You mentioned those Play-Off Semi-Finals, what are your memories of them?
“The first leg was very interesting, to be honest. We were 1-0 up very early but then I had to replace my centre-half and goalkeeper at half-time, so it changed the balance of things. The first 20 minutes of the second half, MK Dons, if I am honest, just blew us away. We had a man sent off as well; I remember [George] Baldock having a great chance to make it 4-1 and that would have probably been the tie over. But then Marc Little went up the pitch and got a penalty for us, and McCann always took a good penalty; I felt that if it stayed 3-2 I was always confident that we would go through in the second leg. For me, the second-leg performance is probably up there as one of the top three performances as a manager, we were outstanding on the day. Everything just went to plan; we could have won by five, and that is not being disrespectful to MK Dons, we just blew them away. We just controlled it from start to finish. We were a real threat all over the pitch and the only surprise that night was that we didn’t score more, but we deserved to go through, so we knew that we had Huddersfield in the Final.”
And to play that Final at Old Trafford must have been special for you…
“It was really nice that it was at Old Trafford and even better for me because we were given the home dressing room and dugout, so that was quite nice. The night before, Manchester United lost to Barcelona at Wembley, so that is why the game was at Old Trafford. We had a lot of goals that season; McCann was at the prime of his career at that stage, Mackail-Smith not just brought his goals but his energy and his pressing was outstanding. There was the brilliance of Tomlin and Boyd too, so we had a really good balance throughout the team - we got to the Final in confident mood. I never changed the team, we knew if we performed to levels we could, than it would not be a problem for us. Once we got the first, that was it, we scored another one in a matter of minutes and it was game over after that really.”
With those experiences in mind, what does Peterborough United mean to you?
“Obviously this place means a lot to me, I have been here three times now and I have been hugely successful over the years here. I have a very good relationship with the Chairman which, in my opinion, is paramount, and the most important relationship as a manager to have. I understand how he wants to work and we both want to bring in young players and develop them - this season is no different to the rest, so all those things are a real plus.

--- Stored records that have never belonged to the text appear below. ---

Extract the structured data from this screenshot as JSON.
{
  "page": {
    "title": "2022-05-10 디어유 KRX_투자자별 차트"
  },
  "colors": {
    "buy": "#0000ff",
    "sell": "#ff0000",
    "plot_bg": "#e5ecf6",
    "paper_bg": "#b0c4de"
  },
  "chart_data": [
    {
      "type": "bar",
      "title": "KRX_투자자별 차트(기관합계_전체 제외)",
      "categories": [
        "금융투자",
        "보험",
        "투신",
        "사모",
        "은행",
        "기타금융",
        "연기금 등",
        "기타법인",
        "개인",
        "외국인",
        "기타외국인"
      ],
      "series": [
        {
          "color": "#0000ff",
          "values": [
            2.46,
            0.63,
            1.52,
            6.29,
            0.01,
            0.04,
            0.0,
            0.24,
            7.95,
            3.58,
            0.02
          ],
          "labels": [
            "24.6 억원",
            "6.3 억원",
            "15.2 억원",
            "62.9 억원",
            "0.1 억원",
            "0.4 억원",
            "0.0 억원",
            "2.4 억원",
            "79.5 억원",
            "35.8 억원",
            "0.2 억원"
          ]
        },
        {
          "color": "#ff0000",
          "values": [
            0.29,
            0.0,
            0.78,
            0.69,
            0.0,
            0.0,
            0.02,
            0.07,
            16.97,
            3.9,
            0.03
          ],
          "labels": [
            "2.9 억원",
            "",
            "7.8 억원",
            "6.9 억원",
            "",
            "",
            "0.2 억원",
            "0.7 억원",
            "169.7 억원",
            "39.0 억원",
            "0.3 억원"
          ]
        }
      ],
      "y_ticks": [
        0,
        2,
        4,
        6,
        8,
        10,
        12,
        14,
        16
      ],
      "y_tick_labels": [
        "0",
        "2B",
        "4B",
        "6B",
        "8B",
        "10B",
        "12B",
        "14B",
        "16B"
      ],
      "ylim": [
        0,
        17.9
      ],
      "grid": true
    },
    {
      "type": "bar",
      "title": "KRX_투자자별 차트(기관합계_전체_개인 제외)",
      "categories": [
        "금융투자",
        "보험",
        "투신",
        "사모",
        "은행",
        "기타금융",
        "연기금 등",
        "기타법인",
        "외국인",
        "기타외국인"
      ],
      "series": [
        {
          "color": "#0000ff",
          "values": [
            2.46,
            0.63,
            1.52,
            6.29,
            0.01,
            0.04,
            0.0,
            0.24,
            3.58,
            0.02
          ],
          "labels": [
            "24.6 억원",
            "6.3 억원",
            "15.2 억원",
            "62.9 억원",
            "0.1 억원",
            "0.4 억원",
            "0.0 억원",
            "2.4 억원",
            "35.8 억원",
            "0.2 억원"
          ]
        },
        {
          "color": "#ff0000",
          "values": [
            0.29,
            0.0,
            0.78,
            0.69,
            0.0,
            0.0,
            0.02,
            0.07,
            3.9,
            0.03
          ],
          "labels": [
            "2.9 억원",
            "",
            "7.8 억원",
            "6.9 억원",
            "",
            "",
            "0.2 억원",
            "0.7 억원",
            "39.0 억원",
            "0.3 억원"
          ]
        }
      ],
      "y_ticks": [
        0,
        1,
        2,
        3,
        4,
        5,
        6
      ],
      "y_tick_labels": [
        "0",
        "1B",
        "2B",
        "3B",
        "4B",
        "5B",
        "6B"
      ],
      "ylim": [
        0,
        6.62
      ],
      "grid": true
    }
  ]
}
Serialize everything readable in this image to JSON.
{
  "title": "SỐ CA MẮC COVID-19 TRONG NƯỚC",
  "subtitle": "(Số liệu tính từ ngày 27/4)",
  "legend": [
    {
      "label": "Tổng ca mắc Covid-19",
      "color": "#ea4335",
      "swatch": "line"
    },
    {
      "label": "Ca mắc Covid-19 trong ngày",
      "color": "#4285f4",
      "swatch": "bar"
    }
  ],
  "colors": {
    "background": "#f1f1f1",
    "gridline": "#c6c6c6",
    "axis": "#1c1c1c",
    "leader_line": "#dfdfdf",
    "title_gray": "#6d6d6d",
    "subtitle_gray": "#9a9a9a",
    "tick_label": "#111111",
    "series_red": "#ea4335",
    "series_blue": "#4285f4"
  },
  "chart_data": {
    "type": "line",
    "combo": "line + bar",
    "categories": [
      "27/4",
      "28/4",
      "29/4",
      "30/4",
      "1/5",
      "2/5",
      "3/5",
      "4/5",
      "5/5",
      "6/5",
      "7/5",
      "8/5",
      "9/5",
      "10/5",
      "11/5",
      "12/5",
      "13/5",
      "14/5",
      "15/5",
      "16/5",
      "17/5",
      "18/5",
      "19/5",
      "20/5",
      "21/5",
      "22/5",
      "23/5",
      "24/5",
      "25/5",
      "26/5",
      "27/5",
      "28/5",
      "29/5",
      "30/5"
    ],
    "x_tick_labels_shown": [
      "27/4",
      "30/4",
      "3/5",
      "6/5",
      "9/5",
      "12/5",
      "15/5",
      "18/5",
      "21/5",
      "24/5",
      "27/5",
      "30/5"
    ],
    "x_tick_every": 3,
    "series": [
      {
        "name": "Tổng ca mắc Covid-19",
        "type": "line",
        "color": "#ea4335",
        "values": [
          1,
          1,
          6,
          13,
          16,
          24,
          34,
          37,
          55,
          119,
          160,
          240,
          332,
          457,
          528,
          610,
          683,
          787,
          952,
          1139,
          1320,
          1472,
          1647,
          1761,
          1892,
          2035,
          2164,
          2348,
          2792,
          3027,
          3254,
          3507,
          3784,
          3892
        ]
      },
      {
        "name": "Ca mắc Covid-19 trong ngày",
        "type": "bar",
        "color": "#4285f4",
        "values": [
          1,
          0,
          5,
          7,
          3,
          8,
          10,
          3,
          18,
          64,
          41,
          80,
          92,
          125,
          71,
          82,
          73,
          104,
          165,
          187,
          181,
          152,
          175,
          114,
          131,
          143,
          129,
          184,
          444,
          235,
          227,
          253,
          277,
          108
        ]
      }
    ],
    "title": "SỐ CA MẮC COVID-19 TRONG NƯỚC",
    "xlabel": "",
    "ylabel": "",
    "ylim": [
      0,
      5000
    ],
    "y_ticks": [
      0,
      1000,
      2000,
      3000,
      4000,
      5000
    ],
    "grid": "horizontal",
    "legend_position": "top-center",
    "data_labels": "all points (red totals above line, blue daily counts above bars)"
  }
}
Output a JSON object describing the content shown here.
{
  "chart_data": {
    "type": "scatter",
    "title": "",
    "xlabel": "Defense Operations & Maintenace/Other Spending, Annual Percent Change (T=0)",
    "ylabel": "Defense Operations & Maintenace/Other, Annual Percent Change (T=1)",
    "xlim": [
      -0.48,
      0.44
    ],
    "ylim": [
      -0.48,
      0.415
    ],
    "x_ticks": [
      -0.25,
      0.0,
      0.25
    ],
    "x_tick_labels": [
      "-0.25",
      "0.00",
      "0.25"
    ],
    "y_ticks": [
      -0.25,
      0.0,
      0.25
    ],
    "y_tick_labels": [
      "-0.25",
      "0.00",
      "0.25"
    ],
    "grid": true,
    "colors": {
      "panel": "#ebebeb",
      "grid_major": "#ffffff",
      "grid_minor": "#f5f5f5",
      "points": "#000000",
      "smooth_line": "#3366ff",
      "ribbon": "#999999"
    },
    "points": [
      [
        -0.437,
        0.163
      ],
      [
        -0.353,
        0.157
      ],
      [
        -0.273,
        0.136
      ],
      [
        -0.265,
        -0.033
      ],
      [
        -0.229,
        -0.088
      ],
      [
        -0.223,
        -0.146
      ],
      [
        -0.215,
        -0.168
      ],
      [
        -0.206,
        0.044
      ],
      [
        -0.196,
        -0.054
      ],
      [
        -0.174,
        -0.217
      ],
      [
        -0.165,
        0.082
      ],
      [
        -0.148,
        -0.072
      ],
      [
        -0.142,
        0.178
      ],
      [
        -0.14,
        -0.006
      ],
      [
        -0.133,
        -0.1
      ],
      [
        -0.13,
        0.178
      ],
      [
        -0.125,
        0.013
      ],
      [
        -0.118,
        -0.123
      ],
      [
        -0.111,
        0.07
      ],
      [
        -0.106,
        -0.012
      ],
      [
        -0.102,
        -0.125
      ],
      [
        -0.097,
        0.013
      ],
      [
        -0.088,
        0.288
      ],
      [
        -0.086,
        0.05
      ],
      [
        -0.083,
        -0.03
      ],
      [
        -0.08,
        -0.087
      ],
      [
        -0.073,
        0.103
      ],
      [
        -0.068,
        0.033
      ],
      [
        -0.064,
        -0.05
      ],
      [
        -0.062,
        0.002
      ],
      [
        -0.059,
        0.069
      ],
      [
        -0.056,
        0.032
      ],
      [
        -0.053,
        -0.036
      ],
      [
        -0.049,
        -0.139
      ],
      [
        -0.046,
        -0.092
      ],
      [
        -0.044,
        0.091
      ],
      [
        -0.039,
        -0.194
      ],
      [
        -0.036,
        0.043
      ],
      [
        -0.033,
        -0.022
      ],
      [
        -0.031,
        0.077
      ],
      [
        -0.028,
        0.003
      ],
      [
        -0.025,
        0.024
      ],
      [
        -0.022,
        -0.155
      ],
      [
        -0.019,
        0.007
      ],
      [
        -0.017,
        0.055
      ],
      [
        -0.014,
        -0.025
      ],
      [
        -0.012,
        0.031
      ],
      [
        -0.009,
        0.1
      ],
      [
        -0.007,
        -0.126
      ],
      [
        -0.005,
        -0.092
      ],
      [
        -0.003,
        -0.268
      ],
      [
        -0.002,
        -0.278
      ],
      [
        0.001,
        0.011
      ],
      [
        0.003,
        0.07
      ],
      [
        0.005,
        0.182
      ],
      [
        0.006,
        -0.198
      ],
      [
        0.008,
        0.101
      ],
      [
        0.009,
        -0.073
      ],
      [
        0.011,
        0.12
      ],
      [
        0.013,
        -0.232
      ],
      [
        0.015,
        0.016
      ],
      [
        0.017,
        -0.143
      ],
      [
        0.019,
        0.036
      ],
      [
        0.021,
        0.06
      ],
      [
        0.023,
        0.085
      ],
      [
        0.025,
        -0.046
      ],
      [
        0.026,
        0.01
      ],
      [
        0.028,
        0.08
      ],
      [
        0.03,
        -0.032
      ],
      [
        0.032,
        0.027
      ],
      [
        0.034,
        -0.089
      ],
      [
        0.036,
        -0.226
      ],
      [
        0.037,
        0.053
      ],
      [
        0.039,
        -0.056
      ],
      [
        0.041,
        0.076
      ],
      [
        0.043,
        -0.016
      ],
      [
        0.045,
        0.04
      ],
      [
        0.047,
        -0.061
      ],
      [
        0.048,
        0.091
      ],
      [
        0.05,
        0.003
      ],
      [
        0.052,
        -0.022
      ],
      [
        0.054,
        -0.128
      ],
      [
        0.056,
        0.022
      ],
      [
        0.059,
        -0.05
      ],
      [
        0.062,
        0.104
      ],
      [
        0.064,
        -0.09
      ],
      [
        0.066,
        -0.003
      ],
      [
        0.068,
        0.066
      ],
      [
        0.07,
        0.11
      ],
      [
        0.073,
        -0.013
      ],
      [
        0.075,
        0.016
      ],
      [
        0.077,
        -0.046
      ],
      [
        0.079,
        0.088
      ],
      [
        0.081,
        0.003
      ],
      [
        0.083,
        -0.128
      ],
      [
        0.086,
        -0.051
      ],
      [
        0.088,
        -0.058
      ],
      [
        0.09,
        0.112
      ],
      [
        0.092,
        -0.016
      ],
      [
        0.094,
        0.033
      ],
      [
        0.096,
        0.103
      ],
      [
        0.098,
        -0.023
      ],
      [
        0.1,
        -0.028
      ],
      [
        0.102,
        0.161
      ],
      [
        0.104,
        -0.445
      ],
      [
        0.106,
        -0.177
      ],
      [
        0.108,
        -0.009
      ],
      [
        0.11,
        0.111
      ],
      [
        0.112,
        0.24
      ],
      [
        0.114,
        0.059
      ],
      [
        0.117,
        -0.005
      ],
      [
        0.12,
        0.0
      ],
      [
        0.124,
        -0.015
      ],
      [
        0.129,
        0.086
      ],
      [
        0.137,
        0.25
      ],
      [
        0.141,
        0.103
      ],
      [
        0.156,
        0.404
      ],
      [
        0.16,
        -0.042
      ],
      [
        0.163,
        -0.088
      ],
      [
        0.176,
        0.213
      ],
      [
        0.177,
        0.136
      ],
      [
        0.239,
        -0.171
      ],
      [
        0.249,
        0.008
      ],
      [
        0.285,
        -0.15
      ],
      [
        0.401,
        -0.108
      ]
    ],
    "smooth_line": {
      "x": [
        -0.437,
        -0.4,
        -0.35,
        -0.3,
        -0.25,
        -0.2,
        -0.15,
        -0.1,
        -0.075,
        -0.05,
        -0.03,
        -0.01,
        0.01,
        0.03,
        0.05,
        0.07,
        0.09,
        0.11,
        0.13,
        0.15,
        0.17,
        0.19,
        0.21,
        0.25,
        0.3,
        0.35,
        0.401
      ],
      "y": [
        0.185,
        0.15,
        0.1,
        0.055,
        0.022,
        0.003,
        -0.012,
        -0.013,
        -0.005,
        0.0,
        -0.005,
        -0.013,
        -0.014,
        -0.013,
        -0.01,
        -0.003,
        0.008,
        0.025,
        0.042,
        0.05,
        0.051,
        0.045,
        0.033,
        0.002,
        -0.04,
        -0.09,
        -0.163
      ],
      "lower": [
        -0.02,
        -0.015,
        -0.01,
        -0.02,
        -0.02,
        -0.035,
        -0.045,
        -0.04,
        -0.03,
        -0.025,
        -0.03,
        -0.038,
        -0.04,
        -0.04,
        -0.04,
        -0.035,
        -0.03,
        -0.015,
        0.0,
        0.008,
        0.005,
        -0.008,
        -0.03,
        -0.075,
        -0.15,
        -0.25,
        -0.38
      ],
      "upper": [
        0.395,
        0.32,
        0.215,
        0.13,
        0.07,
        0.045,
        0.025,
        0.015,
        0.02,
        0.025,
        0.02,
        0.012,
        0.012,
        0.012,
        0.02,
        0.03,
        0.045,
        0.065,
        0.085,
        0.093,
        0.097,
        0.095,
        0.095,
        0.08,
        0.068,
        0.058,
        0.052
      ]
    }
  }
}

I have a great relationship with everyone at the club; the fans and this club have a real DNA about them, they haven’t been promoted for about six years now and I feel that we are due one.”
You’re back at the club now for a third spell, would you say this team - with the likes of Marcus Maddison, Mo Eisa and Ivan Toney - is similar to the 2011 team?
“It is different, every team you’ll ever have is different. The clear comparison is that we are scoring goals this season and the formation is near enough the same as it was back then. The team back then was probably more of a footballing team, whereas this one is more dynamic in terms of counter-attacks. They are probably the best I’ve had in that respect. We have goals in us, of course, but we have some brilliant defenders. Eight clean sheets already; the club only managed 10 all season last year. The team that got promoted that season at Old Trafford kept a lot of clean sheets, we had defenders like Ryan Bennett who we ended up selling on for £4 million in the end, I think. I can see comparisons between the two teams, for sure, but it would be difficult for me to compare them until the end of the season, because this team would have to achieve promotion like that side did all those years ago.”